I don’t know what was causing my exhaustion since Friday at noon, but it seems to have improved considerably with some rest. Shockingly, I woke up this morning feeling like a spring chicken! A maintenance guy at our apartment complex once told me that it wasn’t good for me to sleep on the couch because I’m no longer a spring chicken. Haha.
Woke up at 0400 and tried to get Amazon to deliver my yellow MacBook Neo faster by checking the tracking status a gazillion times. It’s still at the warehouse. But, it should arrive by this evening, I hope! I have a wonderful refurbished iMac M1 with 16 GB of RAM in yellow. It’s still a great machine and I can create journals and books on it. It also handles video and photo editing well. I just need a laptop to work (write/research) away from home a few days a week. Because, I don’t get out very much, I feel overstimulated when I do go out, so I’m hoping that by working a few days a week at the library, I can get outside more and recalibrate my nervous system.
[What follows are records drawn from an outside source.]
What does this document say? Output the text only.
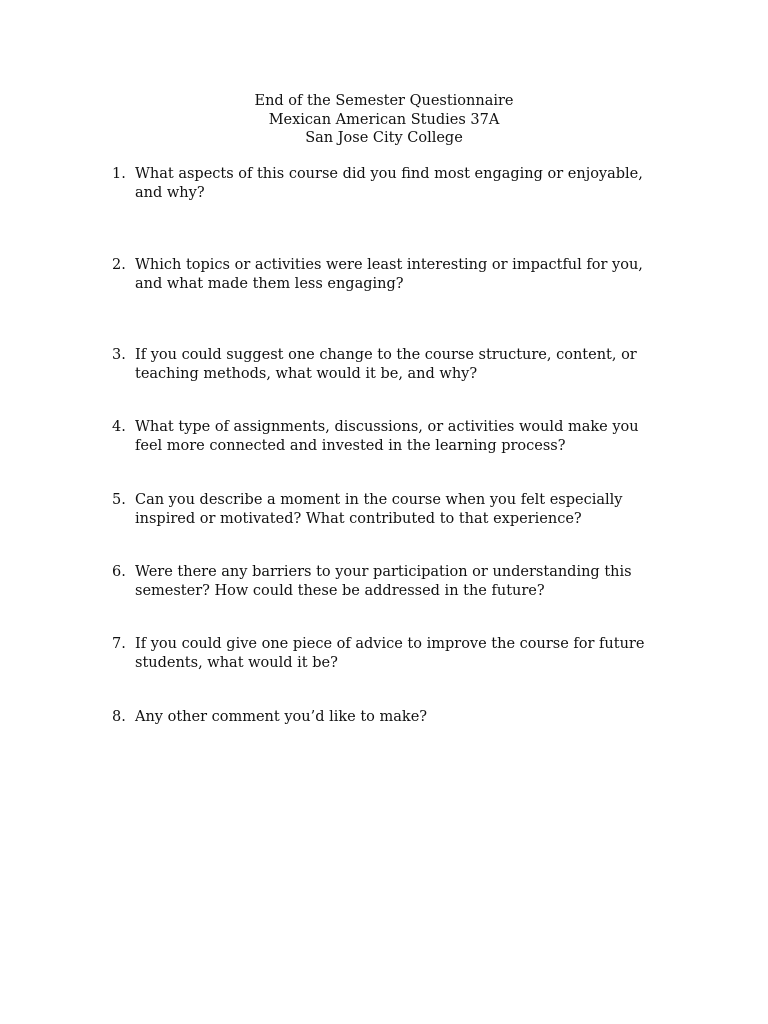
End of the Semester Questionnaire
Mexican American Studies 37A
San Jose City College
1. What aspects of this course did you find most engaging or enjoyable,
and why?
2. Which topics or activities were least interesting or impactful for you,
and what made them less engaging?
3. If you could suggest one change to the course structure, content, or
teaching methods, what would it be, and why?
4. What type of assignments, discussions, or activities would make you
feel more connected and invested in the learning process?
5. Can you describe a moment in the course when you felt especially
inspired or motivated? What contributed to that experience?
6. Were there any barriers to your participation or understanding this
semester? How could these be addressed in the future?
7. If you could give one piece of advice to improve the course for future
students, what would it be?
8. Any other comment you’d like to make?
Took a much-needed shower. Trust me. I needed one. I was so gross. Even clipped all my nails, caught up on shaving, and I even deep cleaned and conditioned my hair. I feel so good. And I can feel my feelings, and I don’t feel sick. I’m grateful that whatever it was ran its course quickly.
I thought about going to Easter mass, but I think I want to spend time with my family and focus on getting some stuff done that I didn’t get done since Friday. I need to do a little research for my book on maternal psychosis, and I need to make some jambalaya. I love Easter mass but I think I want to keep today simple.
For this evening, I bought 7 tickets to see Project Hail Mary at the cinema with my daughters, my daughter’s fiancé’s sister and grandma, and I decided to check dad out of the memory care and have him go with us. I’m hoping he will be ok with sitting there in the theatre until late. Sometimes he can get a little agitated if he can’t move around a lot, but I think he desperately wants a break from the memory care so he probably won’t mind. We’ll have some jambalaya before the movie. Decided to celebrate my up-coming birthday early because my family always celebrated it on Easter when I was a kid. Looking forward to spending time with family and enjoying a good movie.
Taking less Prozac, as my doctor suggested, seems to have helped with the anhedonia, or emotional blunting. I can feel my feelings this morning, and I feel happy. I don’t feel euphoric or manic, but I feel grateful to have feelings and to be feeling better.
Well, it is still early here at 0720 and I need to get some work done before my daughter wakes up.
Thank you for following, and I wish you and your loved ones a very blessed and happy Easter!